16 was the age I realized what was wrong with me. I wanted to be a boy. I wanted people to know me as a boy. To buy me legos for Christmas and birthdays as they did for Sam and Bryan. I wanted to be known as a son, not a daughter. 16 was when Sam and I started saving all the money we could.

At 19, Sam and I moved out of our parent's house. Our first apartment was rough, the landlord was horrible and refused to fix anything that was broken. But it wasn't all bad, Sam had a good boyfriend and I was on testosterone, recovering from top surgery, and had my name legally changed to Oscar.

20 was a pretty busy time for us. We came out to our parents together, we moved to a new town, I started a support group, and I started to get paid for my artwork. When we came out, I wasn't expecting them to understand right away and neither was Sam. We were only hoping that they didn't disown us. We were hoping that their love for us would overpower how they would feel about us being queer. They didn't disown us but what they did felt much worse. They refused to use my name and pronouns no matter how many times I corrected them. They constantly asked Sam when he was going to bring home a girl. One day, I decided to cut them off instead, I wasn't going to live through the constant pain of not being accepted by my family. Before we moved, our landlord tried to sue us for "damaging the property", thankfully we had kept track of everything that happened and when he told him about them. Our new place was amazing. It was a three-bedroom, the living room connected with the kitchen and have huge windows everywhere for great lighting. The landlord was nice too.

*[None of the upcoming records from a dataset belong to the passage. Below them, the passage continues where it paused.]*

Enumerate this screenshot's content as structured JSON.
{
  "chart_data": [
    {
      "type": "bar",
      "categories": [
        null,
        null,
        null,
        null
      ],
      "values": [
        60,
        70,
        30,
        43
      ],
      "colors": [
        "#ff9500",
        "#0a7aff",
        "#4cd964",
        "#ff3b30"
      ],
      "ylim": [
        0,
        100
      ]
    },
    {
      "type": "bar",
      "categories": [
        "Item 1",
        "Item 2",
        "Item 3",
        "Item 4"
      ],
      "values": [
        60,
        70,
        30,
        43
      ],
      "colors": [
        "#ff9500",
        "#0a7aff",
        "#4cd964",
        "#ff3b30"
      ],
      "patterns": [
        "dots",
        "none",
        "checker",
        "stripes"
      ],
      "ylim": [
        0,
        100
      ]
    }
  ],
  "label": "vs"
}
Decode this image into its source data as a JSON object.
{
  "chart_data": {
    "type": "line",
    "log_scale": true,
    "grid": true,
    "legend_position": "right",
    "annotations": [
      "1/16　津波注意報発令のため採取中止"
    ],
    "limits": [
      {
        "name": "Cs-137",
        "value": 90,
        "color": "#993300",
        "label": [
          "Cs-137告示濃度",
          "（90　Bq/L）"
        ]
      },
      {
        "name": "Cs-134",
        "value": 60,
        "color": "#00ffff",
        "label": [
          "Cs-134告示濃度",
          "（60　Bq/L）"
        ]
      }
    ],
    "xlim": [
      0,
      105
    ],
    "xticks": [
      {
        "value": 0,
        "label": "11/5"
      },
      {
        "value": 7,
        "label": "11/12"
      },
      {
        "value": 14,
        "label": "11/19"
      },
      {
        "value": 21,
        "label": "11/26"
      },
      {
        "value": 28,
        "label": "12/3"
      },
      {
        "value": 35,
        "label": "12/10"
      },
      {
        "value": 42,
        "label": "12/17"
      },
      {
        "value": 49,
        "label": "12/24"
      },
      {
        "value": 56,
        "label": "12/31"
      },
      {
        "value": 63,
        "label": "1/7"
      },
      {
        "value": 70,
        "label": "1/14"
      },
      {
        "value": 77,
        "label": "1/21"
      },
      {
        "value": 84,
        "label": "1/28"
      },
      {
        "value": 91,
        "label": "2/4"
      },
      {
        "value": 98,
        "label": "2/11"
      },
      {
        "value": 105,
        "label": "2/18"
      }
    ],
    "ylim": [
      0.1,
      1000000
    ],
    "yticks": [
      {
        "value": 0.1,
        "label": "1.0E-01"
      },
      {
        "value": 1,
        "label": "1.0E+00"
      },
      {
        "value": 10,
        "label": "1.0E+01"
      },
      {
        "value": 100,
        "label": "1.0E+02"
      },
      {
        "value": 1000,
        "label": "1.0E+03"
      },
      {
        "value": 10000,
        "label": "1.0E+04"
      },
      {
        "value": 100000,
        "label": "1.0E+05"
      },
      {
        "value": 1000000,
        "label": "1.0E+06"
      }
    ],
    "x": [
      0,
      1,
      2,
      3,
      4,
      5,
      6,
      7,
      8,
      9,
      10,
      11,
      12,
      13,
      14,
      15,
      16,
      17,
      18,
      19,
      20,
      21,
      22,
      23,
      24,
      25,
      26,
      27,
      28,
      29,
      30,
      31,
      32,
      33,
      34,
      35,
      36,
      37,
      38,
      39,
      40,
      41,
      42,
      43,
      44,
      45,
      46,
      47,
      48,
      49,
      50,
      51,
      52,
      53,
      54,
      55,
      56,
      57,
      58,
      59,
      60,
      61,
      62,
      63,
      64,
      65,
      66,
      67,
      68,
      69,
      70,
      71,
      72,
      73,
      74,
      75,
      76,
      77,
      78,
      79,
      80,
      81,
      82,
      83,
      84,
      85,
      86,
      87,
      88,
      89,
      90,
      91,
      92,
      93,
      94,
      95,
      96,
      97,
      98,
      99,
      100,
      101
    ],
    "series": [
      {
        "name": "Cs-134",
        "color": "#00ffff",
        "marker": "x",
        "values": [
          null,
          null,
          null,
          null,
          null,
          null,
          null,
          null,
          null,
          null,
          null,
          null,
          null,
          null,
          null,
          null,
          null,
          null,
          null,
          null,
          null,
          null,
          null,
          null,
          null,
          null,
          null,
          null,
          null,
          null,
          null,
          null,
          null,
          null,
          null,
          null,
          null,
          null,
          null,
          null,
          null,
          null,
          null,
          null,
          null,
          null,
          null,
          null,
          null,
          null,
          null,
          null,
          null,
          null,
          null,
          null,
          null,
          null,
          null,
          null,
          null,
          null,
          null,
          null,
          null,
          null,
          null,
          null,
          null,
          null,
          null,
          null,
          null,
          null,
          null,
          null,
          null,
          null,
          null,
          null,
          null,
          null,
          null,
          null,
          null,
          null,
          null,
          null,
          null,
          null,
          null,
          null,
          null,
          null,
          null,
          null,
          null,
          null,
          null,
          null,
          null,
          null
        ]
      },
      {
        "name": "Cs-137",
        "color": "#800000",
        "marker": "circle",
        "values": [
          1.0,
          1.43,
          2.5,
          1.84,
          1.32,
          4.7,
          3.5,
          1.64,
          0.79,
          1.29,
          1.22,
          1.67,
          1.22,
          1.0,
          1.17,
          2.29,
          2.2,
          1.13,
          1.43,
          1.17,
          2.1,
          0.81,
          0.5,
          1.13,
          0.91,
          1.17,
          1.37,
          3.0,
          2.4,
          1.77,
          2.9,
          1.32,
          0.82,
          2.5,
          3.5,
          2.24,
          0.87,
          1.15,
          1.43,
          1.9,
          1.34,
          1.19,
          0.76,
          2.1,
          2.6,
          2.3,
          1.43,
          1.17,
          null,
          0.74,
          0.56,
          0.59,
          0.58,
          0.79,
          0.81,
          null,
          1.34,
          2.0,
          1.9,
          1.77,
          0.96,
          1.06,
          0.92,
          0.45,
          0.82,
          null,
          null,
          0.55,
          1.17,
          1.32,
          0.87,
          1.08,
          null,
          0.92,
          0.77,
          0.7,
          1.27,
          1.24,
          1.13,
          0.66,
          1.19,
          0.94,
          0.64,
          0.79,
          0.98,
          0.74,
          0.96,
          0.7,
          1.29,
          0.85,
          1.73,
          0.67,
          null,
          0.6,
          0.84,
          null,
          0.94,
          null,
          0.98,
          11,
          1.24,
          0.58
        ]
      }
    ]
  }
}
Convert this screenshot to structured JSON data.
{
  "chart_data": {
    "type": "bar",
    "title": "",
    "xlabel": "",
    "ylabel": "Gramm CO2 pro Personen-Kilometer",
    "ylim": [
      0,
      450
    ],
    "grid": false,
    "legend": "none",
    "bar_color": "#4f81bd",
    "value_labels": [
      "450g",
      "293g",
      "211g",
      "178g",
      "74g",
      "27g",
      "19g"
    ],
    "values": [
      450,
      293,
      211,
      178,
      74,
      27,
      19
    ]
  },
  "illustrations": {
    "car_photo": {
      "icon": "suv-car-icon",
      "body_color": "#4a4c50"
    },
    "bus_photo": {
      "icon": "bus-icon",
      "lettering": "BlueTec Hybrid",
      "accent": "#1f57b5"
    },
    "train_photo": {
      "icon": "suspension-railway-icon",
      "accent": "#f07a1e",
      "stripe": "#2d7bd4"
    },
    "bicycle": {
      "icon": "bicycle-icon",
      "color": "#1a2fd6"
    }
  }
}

At age 21, Bryan got into contact with us. He even used my name! The three of us hadn't seen each other since his wedding, it had been four years. Sam and I learned that we were Uncles to a little girl named Lizzy and a baby boy named after our mom, Theodore. We started hanging out with Bryan and his family after that.

At age 23 was when I finally felt like my life was perfect. My art was starting to gain a lot of attention, the support group I ran was really starting to help kids, and I felt comfortable in my own skin. 23 was when I met a cute dork who wormed his way into my heart. 23 was really when my life became perfect. Age 23 was when my life got turned upside down. That is where we will begin this story.